Acaso deba explicar quién y qué es Natalia (o Natacha, para su familia y sus amigos; jamás para mí). Ella tiene un año menos que yo, es tres centímetros más alta, va teñida de rubio y en la piscina tiene que envolverse en una toalla si no quiere que todos la miren (a veces quiere, y no se envuelve). Siempre está morena, hace gimnasia, se maquilla con destreza y se viste aún mejor. Es la mujer más objetivamente apetecible que conozco, pero hace un año que no la deseo en absoluto.

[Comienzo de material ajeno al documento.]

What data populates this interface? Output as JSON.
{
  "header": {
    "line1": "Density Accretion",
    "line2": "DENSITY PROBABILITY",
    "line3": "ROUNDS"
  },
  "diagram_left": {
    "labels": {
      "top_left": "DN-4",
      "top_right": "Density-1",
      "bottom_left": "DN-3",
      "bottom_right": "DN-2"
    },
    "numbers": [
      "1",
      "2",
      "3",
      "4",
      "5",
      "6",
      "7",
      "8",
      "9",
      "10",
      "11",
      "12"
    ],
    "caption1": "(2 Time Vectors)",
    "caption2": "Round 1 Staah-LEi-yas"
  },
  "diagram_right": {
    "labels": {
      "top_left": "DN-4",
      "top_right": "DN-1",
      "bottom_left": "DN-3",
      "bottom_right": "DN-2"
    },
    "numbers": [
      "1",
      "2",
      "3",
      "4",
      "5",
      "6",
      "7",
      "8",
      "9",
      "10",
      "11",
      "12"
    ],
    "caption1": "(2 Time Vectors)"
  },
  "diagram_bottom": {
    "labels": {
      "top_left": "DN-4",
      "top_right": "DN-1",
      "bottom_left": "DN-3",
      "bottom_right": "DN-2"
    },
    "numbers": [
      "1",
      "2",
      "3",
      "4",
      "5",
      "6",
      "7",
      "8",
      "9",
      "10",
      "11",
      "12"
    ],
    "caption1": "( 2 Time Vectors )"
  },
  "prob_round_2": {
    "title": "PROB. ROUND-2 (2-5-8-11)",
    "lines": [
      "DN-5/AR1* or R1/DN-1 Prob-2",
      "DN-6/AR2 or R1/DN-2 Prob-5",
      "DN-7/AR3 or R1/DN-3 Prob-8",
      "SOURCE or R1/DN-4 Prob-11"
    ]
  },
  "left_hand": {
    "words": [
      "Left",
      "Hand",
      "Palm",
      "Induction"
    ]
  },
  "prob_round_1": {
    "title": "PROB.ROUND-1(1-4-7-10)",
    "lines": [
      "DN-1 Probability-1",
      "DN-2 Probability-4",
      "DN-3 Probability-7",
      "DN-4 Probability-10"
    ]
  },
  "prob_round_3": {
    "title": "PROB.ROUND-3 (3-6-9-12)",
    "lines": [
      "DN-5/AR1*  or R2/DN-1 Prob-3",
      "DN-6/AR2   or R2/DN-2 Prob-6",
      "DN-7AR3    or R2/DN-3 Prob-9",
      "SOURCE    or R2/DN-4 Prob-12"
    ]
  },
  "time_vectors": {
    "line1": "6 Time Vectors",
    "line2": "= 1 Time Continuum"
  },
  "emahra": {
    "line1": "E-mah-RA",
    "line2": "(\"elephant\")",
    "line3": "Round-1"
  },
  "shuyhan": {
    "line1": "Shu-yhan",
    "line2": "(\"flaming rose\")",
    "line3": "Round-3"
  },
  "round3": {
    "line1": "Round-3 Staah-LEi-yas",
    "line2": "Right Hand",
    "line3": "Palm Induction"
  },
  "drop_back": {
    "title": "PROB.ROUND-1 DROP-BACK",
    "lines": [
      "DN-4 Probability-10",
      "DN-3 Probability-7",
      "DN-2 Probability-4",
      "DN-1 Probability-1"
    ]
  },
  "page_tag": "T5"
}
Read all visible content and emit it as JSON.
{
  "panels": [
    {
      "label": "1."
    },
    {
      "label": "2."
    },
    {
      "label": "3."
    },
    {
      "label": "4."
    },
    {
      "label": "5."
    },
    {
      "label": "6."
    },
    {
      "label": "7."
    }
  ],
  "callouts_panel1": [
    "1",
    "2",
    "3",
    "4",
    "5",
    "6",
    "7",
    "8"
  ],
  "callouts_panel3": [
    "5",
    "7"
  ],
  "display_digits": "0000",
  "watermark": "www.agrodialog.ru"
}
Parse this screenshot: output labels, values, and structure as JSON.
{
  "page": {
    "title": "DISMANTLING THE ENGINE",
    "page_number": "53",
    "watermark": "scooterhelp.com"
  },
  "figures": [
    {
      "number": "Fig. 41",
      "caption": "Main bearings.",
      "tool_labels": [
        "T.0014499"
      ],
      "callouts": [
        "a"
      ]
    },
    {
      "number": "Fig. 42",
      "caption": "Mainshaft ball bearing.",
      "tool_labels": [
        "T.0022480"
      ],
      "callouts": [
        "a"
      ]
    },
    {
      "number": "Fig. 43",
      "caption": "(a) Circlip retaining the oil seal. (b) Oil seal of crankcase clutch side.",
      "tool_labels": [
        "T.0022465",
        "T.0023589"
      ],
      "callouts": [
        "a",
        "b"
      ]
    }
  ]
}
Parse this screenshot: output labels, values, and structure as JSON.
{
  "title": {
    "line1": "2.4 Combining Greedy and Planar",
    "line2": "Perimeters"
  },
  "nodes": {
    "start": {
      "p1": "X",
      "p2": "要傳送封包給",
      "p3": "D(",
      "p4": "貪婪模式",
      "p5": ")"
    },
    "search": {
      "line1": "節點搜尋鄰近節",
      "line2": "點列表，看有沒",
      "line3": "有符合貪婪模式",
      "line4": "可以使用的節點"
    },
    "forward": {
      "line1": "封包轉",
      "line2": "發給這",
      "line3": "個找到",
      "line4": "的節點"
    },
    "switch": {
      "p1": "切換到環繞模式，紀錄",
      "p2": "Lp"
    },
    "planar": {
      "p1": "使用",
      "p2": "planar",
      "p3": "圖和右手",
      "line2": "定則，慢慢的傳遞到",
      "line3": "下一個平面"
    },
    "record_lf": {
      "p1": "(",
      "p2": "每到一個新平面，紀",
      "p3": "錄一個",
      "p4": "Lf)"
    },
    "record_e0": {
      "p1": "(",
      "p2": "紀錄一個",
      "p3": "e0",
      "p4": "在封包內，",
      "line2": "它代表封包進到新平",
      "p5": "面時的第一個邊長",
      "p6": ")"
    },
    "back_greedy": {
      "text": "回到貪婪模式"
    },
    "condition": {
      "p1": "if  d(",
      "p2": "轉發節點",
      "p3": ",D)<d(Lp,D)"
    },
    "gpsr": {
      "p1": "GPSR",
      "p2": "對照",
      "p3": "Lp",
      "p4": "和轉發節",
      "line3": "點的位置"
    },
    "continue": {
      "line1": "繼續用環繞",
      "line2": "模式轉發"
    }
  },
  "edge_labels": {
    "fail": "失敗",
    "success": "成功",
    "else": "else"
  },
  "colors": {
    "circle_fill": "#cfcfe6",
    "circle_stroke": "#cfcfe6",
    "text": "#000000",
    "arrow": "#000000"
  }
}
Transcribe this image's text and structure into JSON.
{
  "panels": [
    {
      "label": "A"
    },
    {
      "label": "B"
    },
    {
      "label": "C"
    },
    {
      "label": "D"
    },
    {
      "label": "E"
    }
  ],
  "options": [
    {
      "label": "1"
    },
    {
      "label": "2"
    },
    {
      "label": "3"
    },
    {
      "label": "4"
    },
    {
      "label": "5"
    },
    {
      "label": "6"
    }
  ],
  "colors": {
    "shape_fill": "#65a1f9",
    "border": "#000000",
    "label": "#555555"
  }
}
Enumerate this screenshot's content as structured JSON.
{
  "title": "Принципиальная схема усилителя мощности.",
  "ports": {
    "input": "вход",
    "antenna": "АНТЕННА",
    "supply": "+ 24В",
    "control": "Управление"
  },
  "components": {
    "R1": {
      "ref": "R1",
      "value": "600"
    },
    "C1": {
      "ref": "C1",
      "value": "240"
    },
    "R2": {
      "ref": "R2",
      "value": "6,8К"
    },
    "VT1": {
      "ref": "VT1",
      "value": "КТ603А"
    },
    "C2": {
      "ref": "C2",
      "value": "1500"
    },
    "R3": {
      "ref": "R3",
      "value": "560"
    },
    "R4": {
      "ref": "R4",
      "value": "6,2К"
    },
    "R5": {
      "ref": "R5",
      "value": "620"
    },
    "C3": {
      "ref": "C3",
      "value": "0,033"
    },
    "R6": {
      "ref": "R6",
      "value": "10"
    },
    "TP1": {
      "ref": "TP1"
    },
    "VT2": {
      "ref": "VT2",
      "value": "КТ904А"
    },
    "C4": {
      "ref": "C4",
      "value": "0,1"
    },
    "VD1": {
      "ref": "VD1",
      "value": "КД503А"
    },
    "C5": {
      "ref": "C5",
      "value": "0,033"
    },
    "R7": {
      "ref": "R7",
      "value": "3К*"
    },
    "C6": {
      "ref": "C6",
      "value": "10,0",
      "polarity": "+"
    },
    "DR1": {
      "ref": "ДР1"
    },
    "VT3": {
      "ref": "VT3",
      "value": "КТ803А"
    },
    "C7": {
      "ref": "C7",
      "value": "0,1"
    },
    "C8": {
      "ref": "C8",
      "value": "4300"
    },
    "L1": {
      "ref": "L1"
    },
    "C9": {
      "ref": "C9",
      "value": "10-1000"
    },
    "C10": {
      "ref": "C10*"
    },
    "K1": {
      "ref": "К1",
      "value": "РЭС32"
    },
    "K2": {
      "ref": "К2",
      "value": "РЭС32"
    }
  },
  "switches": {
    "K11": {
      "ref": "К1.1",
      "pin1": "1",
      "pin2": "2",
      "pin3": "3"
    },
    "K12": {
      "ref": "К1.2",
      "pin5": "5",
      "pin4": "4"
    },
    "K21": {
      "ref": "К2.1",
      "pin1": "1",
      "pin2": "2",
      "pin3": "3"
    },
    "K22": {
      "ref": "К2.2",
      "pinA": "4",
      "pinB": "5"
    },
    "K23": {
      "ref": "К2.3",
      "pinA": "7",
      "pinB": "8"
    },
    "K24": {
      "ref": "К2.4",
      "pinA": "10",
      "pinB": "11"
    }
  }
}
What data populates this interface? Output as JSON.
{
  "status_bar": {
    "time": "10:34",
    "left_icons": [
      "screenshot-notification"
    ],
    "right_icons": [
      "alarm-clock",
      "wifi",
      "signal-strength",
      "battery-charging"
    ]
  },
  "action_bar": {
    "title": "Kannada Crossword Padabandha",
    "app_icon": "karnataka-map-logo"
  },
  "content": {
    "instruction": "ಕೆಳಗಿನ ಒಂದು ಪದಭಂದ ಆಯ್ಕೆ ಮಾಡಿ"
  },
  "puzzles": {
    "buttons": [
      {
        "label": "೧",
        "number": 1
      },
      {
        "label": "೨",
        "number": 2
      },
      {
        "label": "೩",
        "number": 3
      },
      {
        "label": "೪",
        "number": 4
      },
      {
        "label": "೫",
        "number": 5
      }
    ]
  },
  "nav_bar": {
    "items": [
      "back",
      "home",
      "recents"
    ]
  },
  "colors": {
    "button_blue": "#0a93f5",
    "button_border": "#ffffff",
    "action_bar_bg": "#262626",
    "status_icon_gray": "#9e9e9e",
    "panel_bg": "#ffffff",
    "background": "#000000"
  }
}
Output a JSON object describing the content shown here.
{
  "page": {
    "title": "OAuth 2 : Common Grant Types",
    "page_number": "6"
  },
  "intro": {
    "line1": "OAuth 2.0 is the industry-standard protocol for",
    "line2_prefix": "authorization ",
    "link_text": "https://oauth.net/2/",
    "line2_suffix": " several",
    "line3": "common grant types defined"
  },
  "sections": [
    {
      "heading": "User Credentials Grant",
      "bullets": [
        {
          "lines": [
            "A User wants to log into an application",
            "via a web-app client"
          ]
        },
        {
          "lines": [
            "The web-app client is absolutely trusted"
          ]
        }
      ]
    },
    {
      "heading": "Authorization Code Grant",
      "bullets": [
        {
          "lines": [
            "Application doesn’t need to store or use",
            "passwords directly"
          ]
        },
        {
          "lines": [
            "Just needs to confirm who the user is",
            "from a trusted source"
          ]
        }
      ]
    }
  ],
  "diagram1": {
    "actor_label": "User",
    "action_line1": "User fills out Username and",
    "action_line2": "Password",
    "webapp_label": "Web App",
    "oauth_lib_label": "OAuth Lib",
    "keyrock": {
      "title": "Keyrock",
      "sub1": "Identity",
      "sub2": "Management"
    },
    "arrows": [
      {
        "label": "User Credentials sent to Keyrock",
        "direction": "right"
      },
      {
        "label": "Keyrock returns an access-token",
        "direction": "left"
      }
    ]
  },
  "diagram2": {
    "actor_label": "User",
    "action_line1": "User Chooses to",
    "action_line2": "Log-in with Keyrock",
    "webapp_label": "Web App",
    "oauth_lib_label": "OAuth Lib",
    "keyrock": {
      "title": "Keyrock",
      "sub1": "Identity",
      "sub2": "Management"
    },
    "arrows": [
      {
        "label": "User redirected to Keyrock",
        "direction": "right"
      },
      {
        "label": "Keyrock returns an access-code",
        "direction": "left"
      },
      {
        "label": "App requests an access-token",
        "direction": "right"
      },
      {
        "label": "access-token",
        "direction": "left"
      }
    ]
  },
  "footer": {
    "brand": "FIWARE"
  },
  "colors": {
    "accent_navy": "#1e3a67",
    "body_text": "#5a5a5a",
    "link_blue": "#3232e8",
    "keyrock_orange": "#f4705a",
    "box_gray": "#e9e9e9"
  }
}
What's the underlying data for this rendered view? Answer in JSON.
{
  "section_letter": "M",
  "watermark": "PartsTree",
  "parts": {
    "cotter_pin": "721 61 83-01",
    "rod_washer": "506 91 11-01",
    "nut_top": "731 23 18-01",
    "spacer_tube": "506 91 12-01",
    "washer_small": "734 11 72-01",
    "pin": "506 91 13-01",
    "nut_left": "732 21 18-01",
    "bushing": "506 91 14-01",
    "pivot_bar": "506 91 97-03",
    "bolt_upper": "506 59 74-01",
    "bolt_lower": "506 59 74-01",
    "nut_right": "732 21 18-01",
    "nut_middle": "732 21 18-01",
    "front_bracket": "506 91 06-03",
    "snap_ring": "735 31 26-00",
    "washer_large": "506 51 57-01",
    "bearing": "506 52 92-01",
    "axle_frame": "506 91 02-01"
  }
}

Deseo mil veces más, por ejemplo, a esas punkies asquerosas que me cruzo de vez en cuando por la calle, con un poco de barriga rebosando sobre el vaquero negro, los pechos puntiagudos y algo turbio en la mirada. En Natalia no hay nada turbio, si se exceptúa el origen de la tonalidad de su cabello. Trabaja en una empresa de consultoría donde le pagan lo justo para comprarse zapatos y bolsos y comprarme a mí el reloj (aunque quizá para esta adquisición, como cuando hubo de procurarse su deportivo blanco, haya contado con financiación ajena, o sea, paterna).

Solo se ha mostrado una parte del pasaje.